As businesses continue to recover from the economic impact of the pandemic, many employers are looking for ways to retain their employees and promote growth. One opportunity that they should not overlook is the employee retention tax credit (ERTC), which can provide significant financial benefits to businesses that qualify.
The ERTC was established by the CARES Act in March 2020 to incentivize employers to keep their workers on the payroll during the pandemic. Under the ERTC, eligible employers can receive a tax credit of up to 70% of qualified wages paid to employees, up to $10,000 per employee per quarter. This means that a business could potentially receive a tax credit of up to $28,000 per employee in 2021.
The ERTC was extended and expanded by the Consolidated Appropriations Act (CAA) and the American Rescue Plan Act (ARPA), making it even more beneficial for businesses to take advantage of the credit. The CAA extended the ERTC through June 30, 2021, while the ARPA extended it through December 31, 2021.

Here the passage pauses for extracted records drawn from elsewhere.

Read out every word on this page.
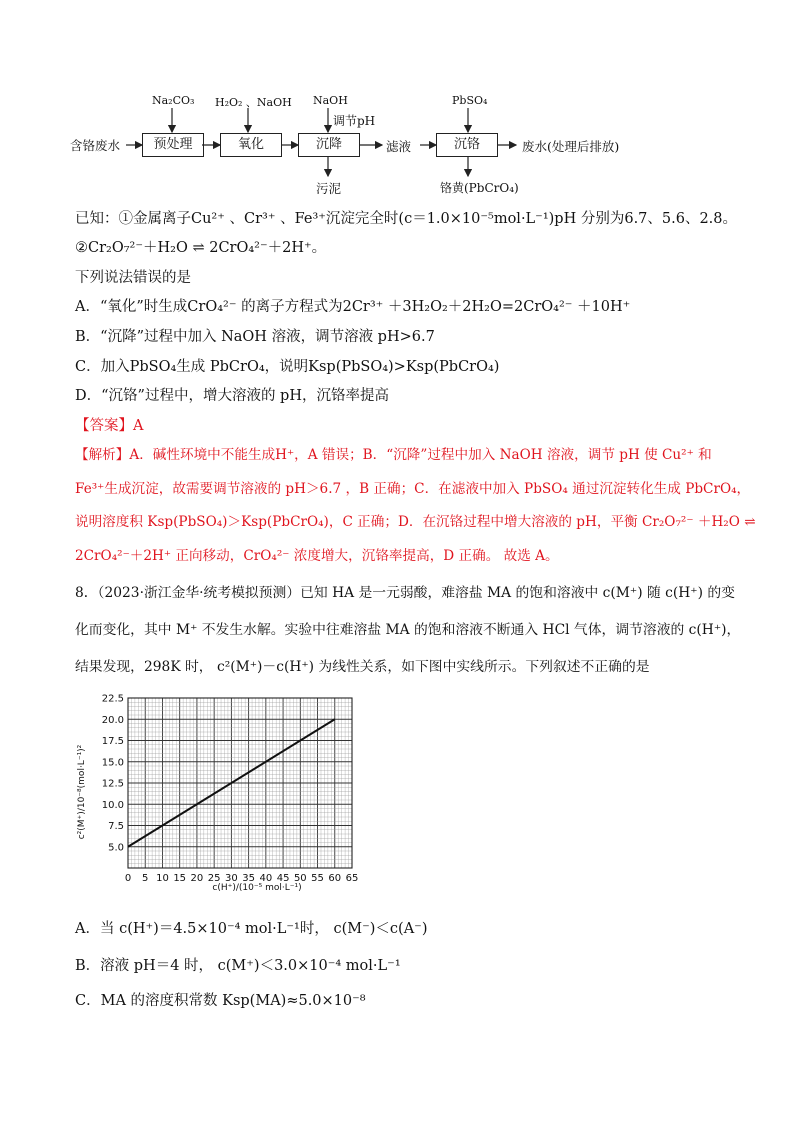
含铬废水	预处理	氧化	沉降	沉铬
Na₂CO₃ H₂O₂ 、NaOH NaOH
调节pH
PbSO₄
滤液
污泥	铬黄(PbCrO₄)
废水(处理后排放)
已知：①金属离子Cu²⁺ 、Cr³⁺ 、Fe³⁺沉淀完全时(c＝1.0×10⁻⁵mol·L⁻¹)pH 分别为6.7、5.6、2.8。
②Cr₂O₇²⁻＋H₂O ⇌ 2CrO₄²⁻＋2H⁺。
下列说法错误的是
A．“氧化”时生成CrO₄²⁻ 的离子方程式为2Cr³⁺ ＋3H₂O₂＋2H₂O=2CrO₄²⁻ ＋10H⁺
B．“沉降”过程中加入 NaOH 溶液，调节溶液 pH>6.7
C．加入PbSO₄生成 PbCrO₄，说明Ksp(PbSO₄)>Ksp(PbCrO₄)
D．“沉铬”过程中，增大溶液的 pH，沉铬率提高
【答案】A
【解析】A．碱性环境中不能生成H⁺，A 错误；B．“沉降”过程中加入 NaOH 溶液，调节 pH 使 Cu²⁺ 和
Fe³⁺生成沉淀，故需要调节溶液的 pH＞6.7 ，B 正确；C．在滤液中加入 PbSO₄ 通过沉淀转化生成 PbCrO₄，
说明溶度积 Ksp(PbSO₄)＞Ksp(PbCrO₄)，C 正确；D．在沉铬过程中增大溶液的 pH，平衡 Cr₂O₇²⁻ ＋H₂O ⇌
2CrO₄²⁻＋2H⁺ 正向移动，CrO₄²⁻ 浓度增大，沉铬率提高，D 正确。 故选 A。
8．（2023·浙江金华·统考模拟预测）已知 HA 是一元弱酸，难溶盐 MA 的饱和溶液中 c(M⁺) 随 c(H⁺) 的变
化而变化，其中 M⁺ 不发生水解。实验中往难溶盐 MA 的饱和溶液不断通入 HCl 气体，调节溶液的 c(H⁺)，
结果发现，298K 时， c²(M⁺)－c(H⁺) 为线性关系，如下图中实线所示。下列叙述不正确的是
0 5 10 15 20 25 30 35 40 45 50 55 60 65
5.0
7.5
10.0
12.5
15.0
17.5
20.0
22.5
c(H⁺)/(10⁻⁵ mol·L⁻¹)
c²(M⁺)/10⁻⁸(mol·L⁻¹)²
A．当 c(H⁺)＝4.5×10⁻⁴ mol·L⁻¹时， c(M⁻)＜c(A⁻)
B．溶液 pH＝4 时， c(M⁺)＜3.0×10⁻⁴ mol·L⁻¹
C．MA 的溶度积常数 Ksp(MA)≈5.0×10⁻⁸
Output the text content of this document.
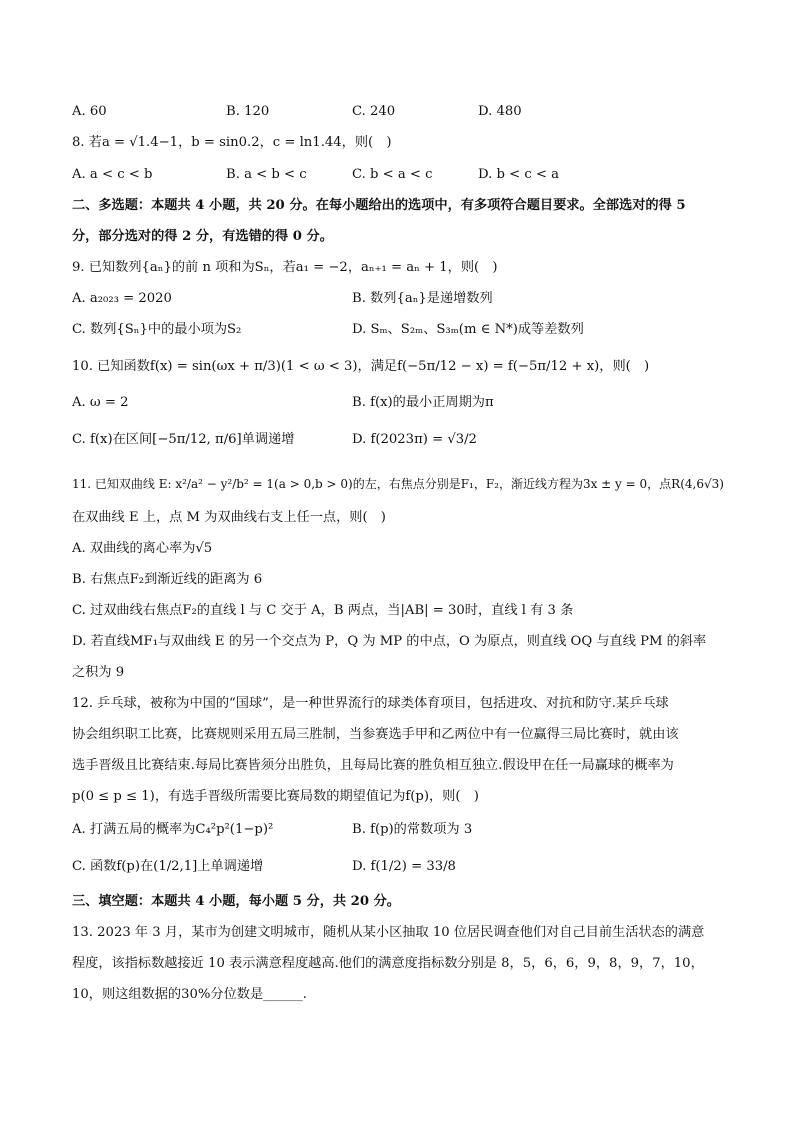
A. 60	B. 120	C. 240	D. 480
8. 若a = √1.4−1，b = sin0.2，c = ln1.44，则(　)
A. a < c < b	B. a < b < c	C. b < a < c	D. b < c < a
二、多选题：本题共 4 小题，共 20 分。在每小题给出的选项中，有多项符合题目要求。全部选对的得 5
分，部分选对的得 2 分，有选错的得 0 分。
9. 已知数列{aₙ}的前 n 项和为Sₙ，若a₁ = −2，aₙ₊₁ = aₙ + 1，则(　)
A. a₂₀₂₃ = 2020	B. 数列{aₙ}是递增数列
C. 数列{Sₙ}中的最小项为S₂	D. Sₘ、S₂ₘ、S₃ₘ(m ∈ N*)成等差数列
10. 已知函数f(x) = sin(ωx + π/3)(1 < ω < 3)，满足f(−5π/12 − x) = f(−5π/12 + x)，则(　)
A. ω = 2	B. f(x)的最小正周期为π
C. f(x)在区间[−5π/12, π/6]单调递增	D. f(2023π) = √3/2
11. 已知双曲线 E: x²/a² − y²/b² = 1(a > 0,b > 0)的左，右焦点分别是F₁，F₂，渐近线方程为3x ± y = 0，点R(4,6√3)
在双曲线 E 上，点 M 为双曲线右支上任一点，则(　)
A. 双曲线的离心率为√5
B. 右焦点F₂到渐近线的距离为 6
C. 过双曲线右焦点F₂的直线 l 与 C 交于 A，B 两点，当|AB| = 30时，直线 l 有 3 条
D. 若直线MF₁与双曲线 E 的另一个交点为 P，Q 为 MP 的中点，O 为原点，则直线 OQ 与直线 PM 的斜率
之积为 9
12. 乒乓球，被称为中国的“国球”，是一种世界流行的球类体育项目，包括进攻、对抗和防守.某乒乓球
协会组织职工比赛，比赛规则采用五局三胜制，当参赛选手甲和乙两位中有一位赢得三局比赛时，就由该
选手晋级且比赛结束.每局比赛皆须分出胜负，且每局比赛的胜负相互独立.假设甲在任一局赢球的概率为
p(0 ≤ p ≤ 1)，有选手晋级所需要比赛局数的期望值记为f(p)，则(　)
A. 打满五局的概率为C₄²p²(1−p)²	B. f(p)的常数项为 3
C. 函数f(p)在(1/2,1]上单调递增	D. f(1/2) = 33/8
三、填空题：本题共 4 小题，每小题 5 分，共 20 分。
13. 2023 年 3 月，某市为创建文明城市，随机从某小区抽取 10 位居民调查他们对自己目前生活状态的满意
程度，该指标数越接近 10 表示满意程度越高.他们的满意度指标数分别是 8，5，6，6，9，8，9，7，10，
10，则这组数据的30%分位数是______.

In addition, the ARPA also expanded the eligibility criteria for employers to qualify for the credit. Previously, businesses were only eligible if they experienced a significant decline in gross receipts or were fully or partially suspended due to government orders related to COVID-19. Now, employers can also qualify for the credit if they experience a significant decline in gross receipts in any quarter of 2021 compared to the same quarter in 2019.
This means that Q3 2021 is the perfect time for businesses to take advantage of the ERTC. If a business experiences a significant decline in gross receipts in Q3 2021 compared to Q3 2019, it can qualify for the credit and potentially receive a significant amount of tax relief. For example, if a business paid $20,000 in qualified wages to an employee in Q3 2021 and qualified for the full 70% credit, it would receive a tax credit of $14,000.
To qualify for the credit, businesses must meet a set of requirements, including:
– Having fewer than 500 employees
– Not receiving a Paycheck Protection Program (PPP) loan or choosing to use the ERTC instead of PPP forgiveness
– Meeting the gross receipts test or the suspension test
Businesses interested in taking advantage of the ERTC should consult with their tax advisor to understand their eligibility and maximize their potential benefits. With Q3 2021 underway, now is the time for businesses to take advantage of the ERTC and receive the financial relief they need to support employee retention and growth.